When troubleshooting equipment, first impressions are important


When troubleshooting a machinery problem, whether for an unusual vibration problem or a component failure such as a bearing or seal, first impressions from the initial machinery inspection are very important. Any troubleshooting exercise should begin with a thorough investigation of machine history - process, design, operation, maintenance, and all available machine details. These first impressions are necessary to make sure the troubleshooting team is fully armed with important data and minimize the chances of a misdiagnosis.

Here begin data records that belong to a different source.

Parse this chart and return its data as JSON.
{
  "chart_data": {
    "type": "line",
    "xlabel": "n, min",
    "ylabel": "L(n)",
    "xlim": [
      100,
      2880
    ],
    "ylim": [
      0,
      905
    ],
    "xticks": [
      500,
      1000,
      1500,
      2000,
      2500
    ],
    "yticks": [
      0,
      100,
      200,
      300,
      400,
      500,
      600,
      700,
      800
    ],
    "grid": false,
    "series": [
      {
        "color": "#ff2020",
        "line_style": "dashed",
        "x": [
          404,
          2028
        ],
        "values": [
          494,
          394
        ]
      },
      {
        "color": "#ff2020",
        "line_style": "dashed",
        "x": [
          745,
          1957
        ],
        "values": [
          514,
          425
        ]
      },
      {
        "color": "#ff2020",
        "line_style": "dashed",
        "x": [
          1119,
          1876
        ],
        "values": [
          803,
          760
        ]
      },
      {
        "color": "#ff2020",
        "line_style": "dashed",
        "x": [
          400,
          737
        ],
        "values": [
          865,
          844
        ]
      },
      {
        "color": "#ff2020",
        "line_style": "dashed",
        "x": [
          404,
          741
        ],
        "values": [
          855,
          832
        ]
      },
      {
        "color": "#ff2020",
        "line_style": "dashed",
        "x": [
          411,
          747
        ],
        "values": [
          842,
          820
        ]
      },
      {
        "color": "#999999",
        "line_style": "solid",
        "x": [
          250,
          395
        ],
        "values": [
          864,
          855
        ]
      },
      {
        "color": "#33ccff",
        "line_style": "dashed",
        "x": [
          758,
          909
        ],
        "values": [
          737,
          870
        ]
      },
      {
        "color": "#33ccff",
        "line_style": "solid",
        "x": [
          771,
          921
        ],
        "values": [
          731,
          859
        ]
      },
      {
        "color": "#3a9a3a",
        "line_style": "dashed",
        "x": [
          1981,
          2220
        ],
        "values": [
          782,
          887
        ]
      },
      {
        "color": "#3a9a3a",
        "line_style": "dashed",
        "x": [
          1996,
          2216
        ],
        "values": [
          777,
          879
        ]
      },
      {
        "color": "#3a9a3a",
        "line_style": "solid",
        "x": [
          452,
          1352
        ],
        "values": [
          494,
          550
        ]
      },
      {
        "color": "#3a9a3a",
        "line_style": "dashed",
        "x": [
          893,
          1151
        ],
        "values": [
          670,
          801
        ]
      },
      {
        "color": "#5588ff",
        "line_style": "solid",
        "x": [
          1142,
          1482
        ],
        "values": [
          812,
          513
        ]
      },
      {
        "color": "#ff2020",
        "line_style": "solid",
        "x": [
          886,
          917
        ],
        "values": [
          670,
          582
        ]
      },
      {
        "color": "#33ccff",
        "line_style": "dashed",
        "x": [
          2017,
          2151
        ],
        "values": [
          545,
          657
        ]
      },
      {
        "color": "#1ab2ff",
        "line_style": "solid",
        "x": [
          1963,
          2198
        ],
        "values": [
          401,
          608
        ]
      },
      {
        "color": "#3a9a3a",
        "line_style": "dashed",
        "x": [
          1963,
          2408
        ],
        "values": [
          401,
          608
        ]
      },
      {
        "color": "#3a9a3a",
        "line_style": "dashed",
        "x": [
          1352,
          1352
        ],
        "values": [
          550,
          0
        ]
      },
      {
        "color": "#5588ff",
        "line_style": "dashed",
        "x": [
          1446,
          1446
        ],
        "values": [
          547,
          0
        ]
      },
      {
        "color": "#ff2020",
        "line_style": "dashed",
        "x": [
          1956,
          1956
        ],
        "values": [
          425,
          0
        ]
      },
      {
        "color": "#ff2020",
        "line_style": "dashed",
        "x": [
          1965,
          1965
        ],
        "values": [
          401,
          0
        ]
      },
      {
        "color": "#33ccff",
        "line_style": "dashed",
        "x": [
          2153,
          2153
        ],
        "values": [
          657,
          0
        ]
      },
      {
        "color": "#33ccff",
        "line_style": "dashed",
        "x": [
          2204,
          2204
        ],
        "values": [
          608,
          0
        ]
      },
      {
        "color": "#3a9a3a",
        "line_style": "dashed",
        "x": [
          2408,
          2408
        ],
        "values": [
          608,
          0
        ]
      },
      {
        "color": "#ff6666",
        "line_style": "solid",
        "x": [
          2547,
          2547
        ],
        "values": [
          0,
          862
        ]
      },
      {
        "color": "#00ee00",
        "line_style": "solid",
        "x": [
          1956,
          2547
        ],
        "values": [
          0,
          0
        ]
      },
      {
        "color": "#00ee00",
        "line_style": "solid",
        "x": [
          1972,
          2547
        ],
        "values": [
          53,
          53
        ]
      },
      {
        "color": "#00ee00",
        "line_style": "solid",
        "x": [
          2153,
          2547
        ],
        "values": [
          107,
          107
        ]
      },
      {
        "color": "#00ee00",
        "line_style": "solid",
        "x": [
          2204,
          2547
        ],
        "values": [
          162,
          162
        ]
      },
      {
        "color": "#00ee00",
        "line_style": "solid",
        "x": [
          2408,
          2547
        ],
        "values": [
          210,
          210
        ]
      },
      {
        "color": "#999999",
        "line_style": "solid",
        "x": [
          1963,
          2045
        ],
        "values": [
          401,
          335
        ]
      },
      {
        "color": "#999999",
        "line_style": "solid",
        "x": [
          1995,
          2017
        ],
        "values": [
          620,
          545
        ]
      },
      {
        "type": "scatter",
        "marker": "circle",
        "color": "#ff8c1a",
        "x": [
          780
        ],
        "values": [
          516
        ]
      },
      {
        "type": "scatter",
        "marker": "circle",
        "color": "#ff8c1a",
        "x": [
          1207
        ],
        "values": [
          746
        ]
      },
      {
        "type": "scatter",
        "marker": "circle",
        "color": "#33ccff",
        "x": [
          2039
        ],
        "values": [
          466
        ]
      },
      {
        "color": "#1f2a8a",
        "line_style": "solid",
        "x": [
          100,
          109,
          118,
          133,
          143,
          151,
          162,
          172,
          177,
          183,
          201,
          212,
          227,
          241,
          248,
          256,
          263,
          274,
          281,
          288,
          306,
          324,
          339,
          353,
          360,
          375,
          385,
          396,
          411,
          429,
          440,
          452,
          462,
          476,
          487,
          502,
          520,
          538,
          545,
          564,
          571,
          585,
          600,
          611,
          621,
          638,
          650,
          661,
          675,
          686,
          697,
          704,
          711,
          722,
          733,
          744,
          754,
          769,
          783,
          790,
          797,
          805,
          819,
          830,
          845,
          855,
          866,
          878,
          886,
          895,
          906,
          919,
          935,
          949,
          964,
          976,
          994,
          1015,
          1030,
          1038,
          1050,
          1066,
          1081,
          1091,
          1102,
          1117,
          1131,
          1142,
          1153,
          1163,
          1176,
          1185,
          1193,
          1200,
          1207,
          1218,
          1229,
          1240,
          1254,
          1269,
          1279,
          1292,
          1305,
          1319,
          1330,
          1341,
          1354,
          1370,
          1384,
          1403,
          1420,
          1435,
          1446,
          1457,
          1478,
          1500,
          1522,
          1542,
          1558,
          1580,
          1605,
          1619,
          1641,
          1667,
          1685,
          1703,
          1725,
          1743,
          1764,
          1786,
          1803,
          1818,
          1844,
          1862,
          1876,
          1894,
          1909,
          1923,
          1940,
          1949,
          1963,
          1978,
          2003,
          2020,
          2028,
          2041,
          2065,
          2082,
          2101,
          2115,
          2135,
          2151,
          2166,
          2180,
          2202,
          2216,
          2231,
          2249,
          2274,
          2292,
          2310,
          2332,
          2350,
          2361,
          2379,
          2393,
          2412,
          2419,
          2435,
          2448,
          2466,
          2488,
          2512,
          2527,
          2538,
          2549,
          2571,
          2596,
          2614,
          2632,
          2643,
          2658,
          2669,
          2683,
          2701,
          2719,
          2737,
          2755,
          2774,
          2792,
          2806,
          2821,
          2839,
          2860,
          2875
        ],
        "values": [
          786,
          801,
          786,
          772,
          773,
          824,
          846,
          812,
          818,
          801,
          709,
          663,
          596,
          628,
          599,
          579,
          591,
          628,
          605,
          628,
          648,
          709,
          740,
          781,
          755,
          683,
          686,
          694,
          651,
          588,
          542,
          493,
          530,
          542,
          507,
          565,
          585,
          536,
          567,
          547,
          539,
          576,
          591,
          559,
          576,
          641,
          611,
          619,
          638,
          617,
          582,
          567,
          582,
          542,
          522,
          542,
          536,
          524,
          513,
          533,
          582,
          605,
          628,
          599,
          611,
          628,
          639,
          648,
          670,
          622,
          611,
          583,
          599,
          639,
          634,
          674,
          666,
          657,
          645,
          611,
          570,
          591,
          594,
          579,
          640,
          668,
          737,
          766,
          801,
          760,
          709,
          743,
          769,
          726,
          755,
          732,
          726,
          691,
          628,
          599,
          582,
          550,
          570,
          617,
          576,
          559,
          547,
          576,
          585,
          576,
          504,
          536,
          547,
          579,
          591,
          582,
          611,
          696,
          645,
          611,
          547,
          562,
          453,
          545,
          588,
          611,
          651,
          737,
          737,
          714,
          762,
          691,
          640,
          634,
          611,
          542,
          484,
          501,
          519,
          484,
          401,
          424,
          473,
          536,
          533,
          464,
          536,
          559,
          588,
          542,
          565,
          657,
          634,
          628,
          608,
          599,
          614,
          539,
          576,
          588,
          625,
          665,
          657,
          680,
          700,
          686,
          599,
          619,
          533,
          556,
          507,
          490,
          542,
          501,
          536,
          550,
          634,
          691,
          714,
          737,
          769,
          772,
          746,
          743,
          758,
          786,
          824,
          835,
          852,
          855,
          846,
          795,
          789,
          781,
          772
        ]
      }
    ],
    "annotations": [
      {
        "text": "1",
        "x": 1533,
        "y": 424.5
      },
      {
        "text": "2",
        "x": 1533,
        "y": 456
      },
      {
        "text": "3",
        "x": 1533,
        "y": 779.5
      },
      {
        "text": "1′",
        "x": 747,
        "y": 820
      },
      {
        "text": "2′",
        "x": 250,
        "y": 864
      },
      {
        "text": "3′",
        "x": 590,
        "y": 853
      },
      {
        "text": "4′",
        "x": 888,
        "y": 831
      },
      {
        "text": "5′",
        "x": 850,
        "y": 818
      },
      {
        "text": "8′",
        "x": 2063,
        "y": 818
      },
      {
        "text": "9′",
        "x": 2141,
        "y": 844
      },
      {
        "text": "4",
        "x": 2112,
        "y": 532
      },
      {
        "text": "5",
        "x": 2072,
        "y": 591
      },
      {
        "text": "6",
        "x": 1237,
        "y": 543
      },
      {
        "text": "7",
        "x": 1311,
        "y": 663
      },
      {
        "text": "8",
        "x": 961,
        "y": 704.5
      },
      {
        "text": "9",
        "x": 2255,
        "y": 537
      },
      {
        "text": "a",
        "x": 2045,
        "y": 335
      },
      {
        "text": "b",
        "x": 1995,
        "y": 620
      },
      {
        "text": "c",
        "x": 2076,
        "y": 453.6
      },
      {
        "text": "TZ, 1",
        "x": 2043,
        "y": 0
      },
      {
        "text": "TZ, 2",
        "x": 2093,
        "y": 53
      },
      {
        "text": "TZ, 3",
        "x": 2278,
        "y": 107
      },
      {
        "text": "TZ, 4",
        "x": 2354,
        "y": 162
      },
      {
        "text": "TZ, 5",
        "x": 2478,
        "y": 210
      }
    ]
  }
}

Many people new to the troubleshooting process have a tendency to immediately pick up tools and start working. A better approach is to put the tools down and collect first impressions. While they might not immediately reveal the problem, they may identify a number of issues that are impacting overall reliability. Recommendations for these initial inspections include:

  1. Overall cleanliness: Good housekeeping often reveals that machinery maintenance practices are held to a higher standard. Look beyond dust to the condition of the base and foundation, piping supports, seal leaks, etc., for evidence of maintenance practices or environmental factors that negatively impact reliability. What are the expectations that a field repair can be conducted without introducing contaminants that will shorten the life of the replacement parts? 
  2. More detailed machine inspection: Start with the machine base and look for obvious signs of decay or improper anchoring. Move up to the feet and inspect the shims and hold-down bolts. Poor practices at the base often reveal a lack of quality of other repairs. Move to the shaft and drive (i.e., couplings, belts, etc.) and look for evidence of shaft damage, improper coupling assembly, and incorrect key length. While issues with these areas may not be the cause of the current problem, improvements made with the required repairs will improve machinery reliability. 
  3. If running, perform a basic vibration check: Use a simple tool such as coin with serrated edges to obtain an impression of relative machinery movement if the machine is still running. While vibration measurements tend to focus on the bearings, with coin in hand, start at the base and work up to the bearing locations to feel for unusual movement. Pay close attention to boundaries and connections such as the base-to-foundation, machine feet-to-base, and all piping and conduit. A simple condition such as a loose base-bolt can have a dramatic impact on the machine. 
  4. Keep detailed notes of the initial impressions: They will provide a comprehensive and professional report on improvements that will impact the life and reliability of the machine. While at the machine site, inspect other equipment in the area for similar issues and carefully present this information to the stakeholders. While no one likes to have their flaws revealed, a good presentation of steps that can be followed to positively impact machinery will be well received.